The question is why they would want USD rates to come down for lower quality borrowers?

This policy does not reduce international USD borrowings.

Instead, it supports and encourages increased USD borrowings with attractive USD rates and terms.

And in unlimited quantities for the ECB, BOE, BOJ, and SNB.

Yes, unlimited USD lending to anyone who can breathe in and out lowers rates.

And as it’s going to several entities that will probably never pay it back, it’s the largest monetary handout/transfer of wealth of all time.

It’s also a policy that, once implemented, historically has become more than problematic to shut down.

US Fed launches four new currency swap lines

By David Lawder

WASHINGTON, Oct 29 (Reuters) – The Federal Reserve on Wednesday extended U.S. dollar liquidity aid beyond traditional markets, opening four new $30 billion currency swap lines with Brazil, Mexico, South Korea and Singapore.

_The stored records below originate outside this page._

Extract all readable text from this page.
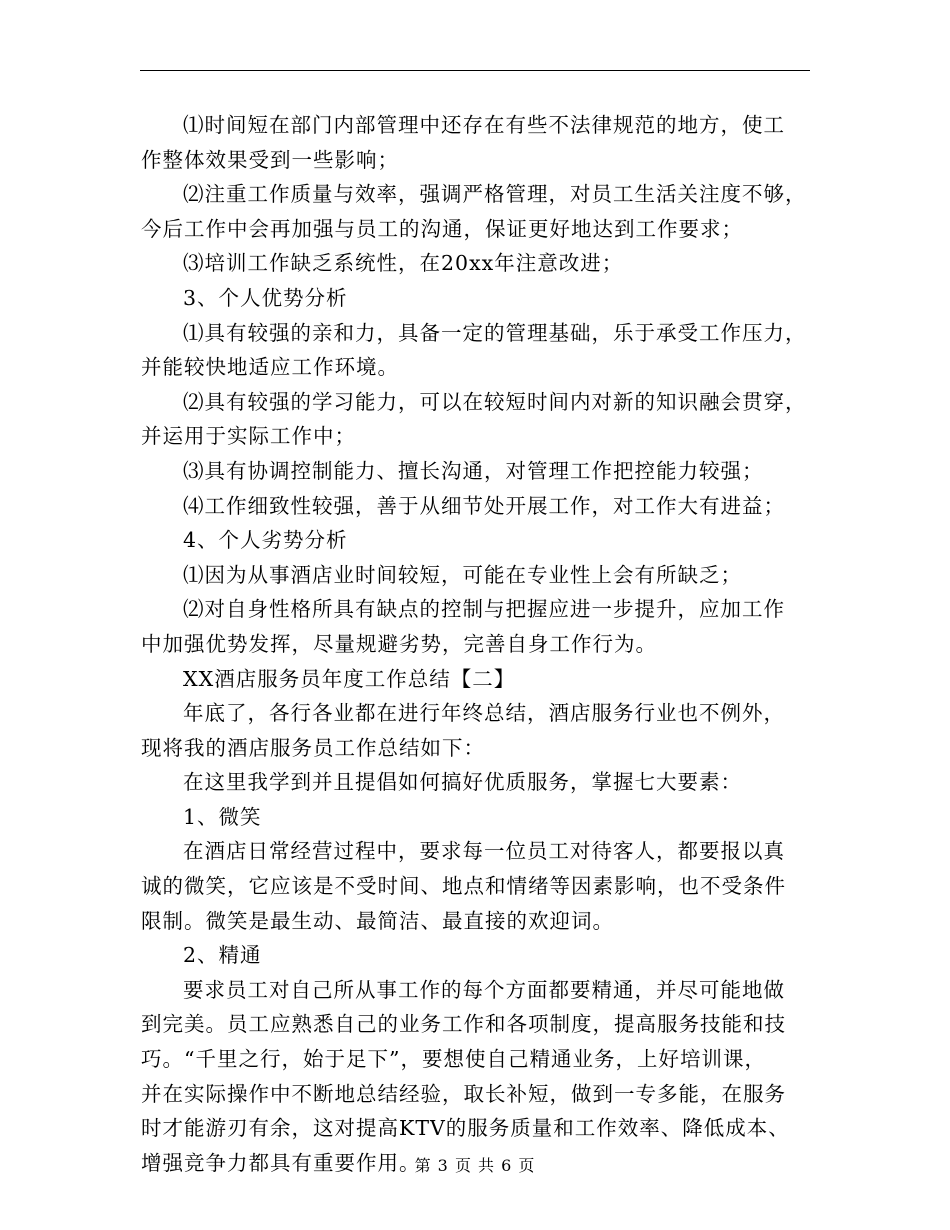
⑴时间短在部门内部管理中还存在有些不法律规范的地方，使工
作整体效果受到一些影响；
⑵注重工作质量与效率，强调严格管理，对员工生活关注度不够，
今后工作中会再加强与员工的沟通，保证更好地达到工作要求；
⑶培训工作缺乏系统性，在20xx年注意改进；
3、个人优势分析
⑴具有较强的亲和力，具备一定的管理基础，乐于承受工作压力，
并能较快地适应工作环境。
⑵具有较强的学习能力，可以在较短时间内对新的知识融会贯穿，
并运用于实际工作中；
⑶具有协调控制能力、擅长沟通，对管理工作把控能力较强；
⑷工作细致性较强，善于从细节处开展工作，对工作大有进益；
4、个人劣势分析
⑴因为从事酒店业时间较短，可能在专业性上会有所缺乏；
⑵对自身性格所具有缺点的控制与把握应进一步提升，应加工作
中加强优势发挥，尽量规避劣势，完善自身工作行为。
XX酒店服务员年度工作总结【二】
年底了，各行各业都在进行年终总结，酒店服务行业也不例外，
现将我的酒店服务员工作总结如下：
在这里我学到并且提倡如何搞好优质服务，掌握七大要素：
1、微笑
在酒店日常经营过程中，要求每一位员工对待客人，都要报以真
诚的微笑，它应该是不受时间、地点和情绪等因素影响，也不受条件
限制。微笑是最生动、最简洁、最直接的欢迎词。
2、精通
要求员工对自己所从事工作的每个方面都要精通，并尽可能地做
到完美。员工应熟悉自己的业务工作和各项制度，提高服务技能和技
巧。“千里之行，始于足下”，要想使自己精通业务，上好培训课，
并在实际操作中不断地总结经验，取长补短，做到一专多能，在服务
时才能游刃有余，这对提高KTV的服务质量和工作效率、降低成本、
增强竞争力都具有重要作用。
第 3 页 共 6 页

The temporary arrangements, authorized through April 30, 2009, are aimed at easing global U.S. dollar funding shortages, the Fed said.

“These facilities, like those already established with other central banks, are designed to help improve liquidity conditions in global financial markets and to mitigate the spread of difficulties in obtaining U.S. dollar funding in fundamentally sound and well-managed economies,” the Fed said in a statement released in Washington.

The decision comes a day after the Fed established a $15 billion swap line with the Reserve Bank of New Zealand. The U.S. central bank now has 13 swap lines with foreign central banks.